I dropped to my knees with it. I put my bloody hands on the grave and visualized reaching down through the dirt and pulling her free of it, as if it were water and she were drowning and only I could save her. I screamed her name, "Ilsa Bennington, rise, come to me, come to me, Ilsa!" The dirt moved under my knees, against my hands. I shoved the power into the grave, into the pieces of body, and there was so much power. I felt her re-form, felt pieces come together that weren't in the grave. The power remade her into something perfect and whole, and that something grabbed my hands through the dirt, and I pulled it from the grave.
She rose blond and dressed in white, her face in perfect makeup. Only her blue eyes were empty, and it took more than power to fill those up. I touched the still-bleeding neck wound on Silas and drew fresh blood across Ilsa Bennington's lips. She blinked, and then a delicate tongue flicked out and licked that blood. She licked her lips, then she blinked again and she was suddenly in there.
She looked at the grave, and at me, and the body, and started to scream. Tony Bennington came and took her from the grave, comforting her, as she asked, "Why are we here? That's a dead man? Tony, what's happening?"
He walked his dead wife away from the grave, but the power from Silas's death was still there, still in me, and now that the zombie was raised, the power beat through me again. It pulsed through me, hammered along my bones; I'd never felt anything like it. I fell onto the grave, writhing in the pain of it. The power wanted to be used. It was as if my necromancy had become something closer to the beasts inside me, or the ardeur, as if the power had a will of its own and that will wanted the dead.
Nicky knelt by me. "Anita, what's wrong?"
"Too much power from the one death for just one zombie. Too much power for just that."
"We're in a cemetery; why raise just one?"
I looked up at him, and thought, why not? I got to my knees and put my hands back on the earth and I knew what the power wanted. I knew exactly what to do with it. I put my hands back on the grave and I cast the power down and out. I sent it out and out and out in an ever-widening circle until I touched every grave, every body, and I called, "Rise, rise to me. Rise!"
Ellen screamed, "No!" But she was too late, so too late.
The ground moved under our feet, like a small earthquake.
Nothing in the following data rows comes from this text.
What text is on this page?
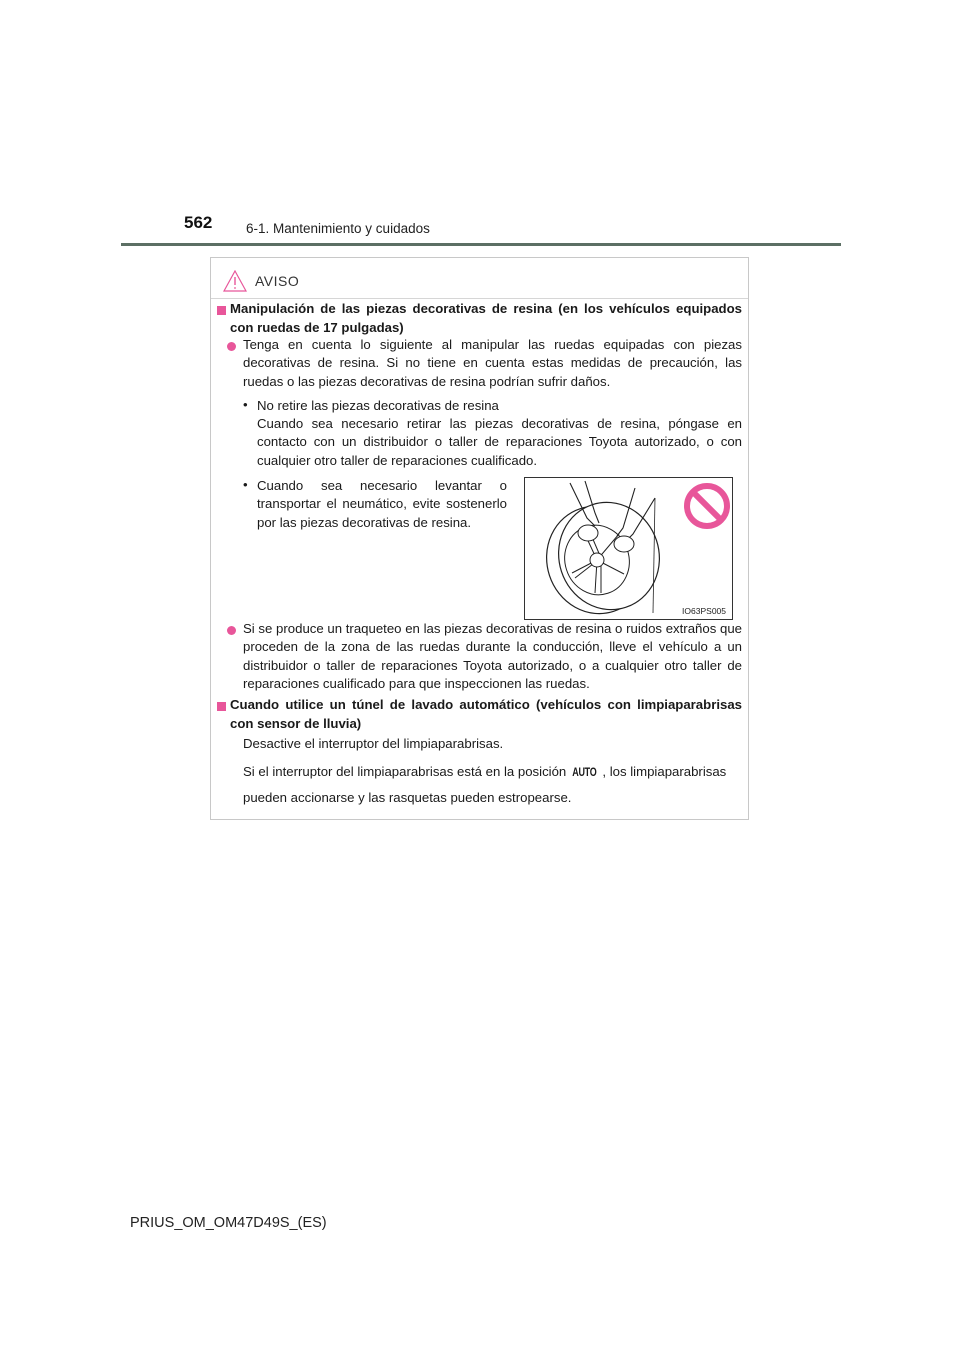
562 6-1. Mantenimiento y cuidados
AVISO
Manipulación de las piezas decorativas de resina (en los vehículos equipados
con ruedas de 17 pulgadas)
Tenga en cuenta lo siguiente al manipular las ruedas equipadas con piezas decorativas de resina. Si no tiene en cuenta estas medidas de precaución, las ruedas o las piezas decorativas de resina podrían sufrir daños.
• No retire las piezas decorativas de resina
Cuando sea necesario retirar las piezas decorativas de resina, póngase en contacto con un distribuidor o taller de reparaciones Toyota autorizado, o con cualquier otro taller de reparaciones cualificado.
• Cuando sea necesario levantar o transportar el neumático, evite sostenerlo por las piezas decorativas de resina.
IO63PS005
Si se produce un traqueteo en las piezas decorativas de resina o ruidos extraños que proceden de la zona de las ruedas durante la conducción, lleve el vehículo a un distribuidor o taller de reparaciones Toyota autorizado, o a cualquier otro taller de reparaciones cualificado para que inspeccionen las ruedas.
Cuando utilice un túnel de lavado automático (vehículos con limpiaparabrisas
con sensor de lluvia)
Desactive el interruptor del limpiaparabrisas.
Si el interruptor del limpiaparabrisas está en la posición AUTO , los limpiaparabrisas
pueden accionarse y las rasquetas pueden estropearse.
PRIUS_OM_OM47D49S_(ES)
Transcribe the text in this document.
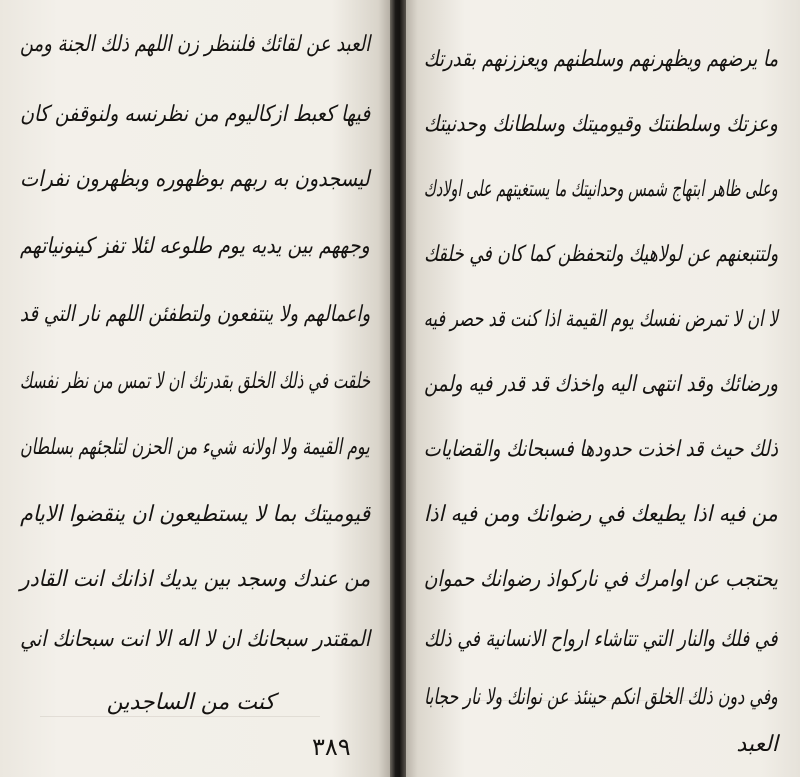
العبد عن لقائك فلننظر زن اللهم ذلك الجنة ومن
فيها كعبط ازكاليوم من نظرنسه ولنوقفن كان
ليسجدون به ربهم بوظهوره وبظهرون نفرات
وجههم بين يديه يوم طلوعه لئلا تفز كينونياتهم
واعمالهم ولا ينتفعون ولتطفئن اللهم نار التي قد
خلقت في ذلك الخلق بقدرتك ان لا تمس من نظر نفسك
يوم القيمة ولا اولانه شيء من الحزن لتلجئهم بسلطان
قيوميتك بما لا يستطيعون ان ينقضوا الايام
من عندك وسجد بين يديك اذانك انت القادر
المقتدر سبحانك ان لا اله الا انت سبحانك اني
كنت من الساجدين
٣٨٩
ما يرضهم ويظهرنهم وسلطنهم ويعززنهم بقدرتك
وعزتك وسلطنتك وقيوميتك وسلطانك وحدنيتك
وعلى ظاهر ابتهاج شمس وحدانيتك ما يستغيتهم على اولادك
ولتتبعنهم عن لولاهيك ولتحفظن كما كان في خلقك
لا ان لا تمرض نفسك يوم القيمة اذا كنت قد حصر فيه
ورضائك وقد انتهى اليه واخذك قد قدر فيه ولمن
ذلك حيث قد اخذت حدودها فسبحانك والقضايات
من فيه اذا يطيعك في رضوانك ومن فيه اذا
يحتجب عن اوامرك في ناركواذ رضوانك حموان
في فلك والنار التي تتاشاء ارواح الانسانية في ذلك
وفي دون ذلك الخلق انكم حينئذ عن نوانك ولا نار حجابا
العبد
The zombies crawled from their graves, but there were hundreds of them and even this much power couldn't bring them back like I'd brought Ilsa Bennington back. These were the shambling, rotting dead, and they pulled themselves free of the earth.
The power hit Ellen's circle and shattered it. I could suddenly feel Jean-Claude and knew that he was closer than two hours away. Every connection I had was suddenly back in place, and I could sense, smell, taste the skins of my men. They were all safe, and some of them were on their way. They'd followed the trail, but now I'd put up a metaphysical bonfire to guide them to me.
But it was Jacob who was yelling, "You stupid bitch. You didn't just shield her from her people; you cut me off from ours. They were captured hours ago." He hit Ellen hard enough that her body spun and lay still on the ground. He screamed his rage to the stars.
Ilsa Bennington was having hysterics. Only her husband's soothing voice finally quieted her shrieks. She was screaming, "Ugly, they're so ugly. Take me home, Tony, take me home!"
Jacob called out to Bennington as he moved through the cemetery of watching dead. " Bennington, you have your wife just like you asked."
"I do, she's perfect."
"Then transfer the rest of the funds."
"I will once my wife is safely home."
"Three of my men are captured. One of my men is dead; the other is lost to me, and I just hit Ellen harder than I've ever hit a woman before. Make the damn call now." There was an edge of a growl in his voice.
Bennington looked offended, but he also looked a little scared. Maybe he was scared of Jacob, or maybe it was the zombies.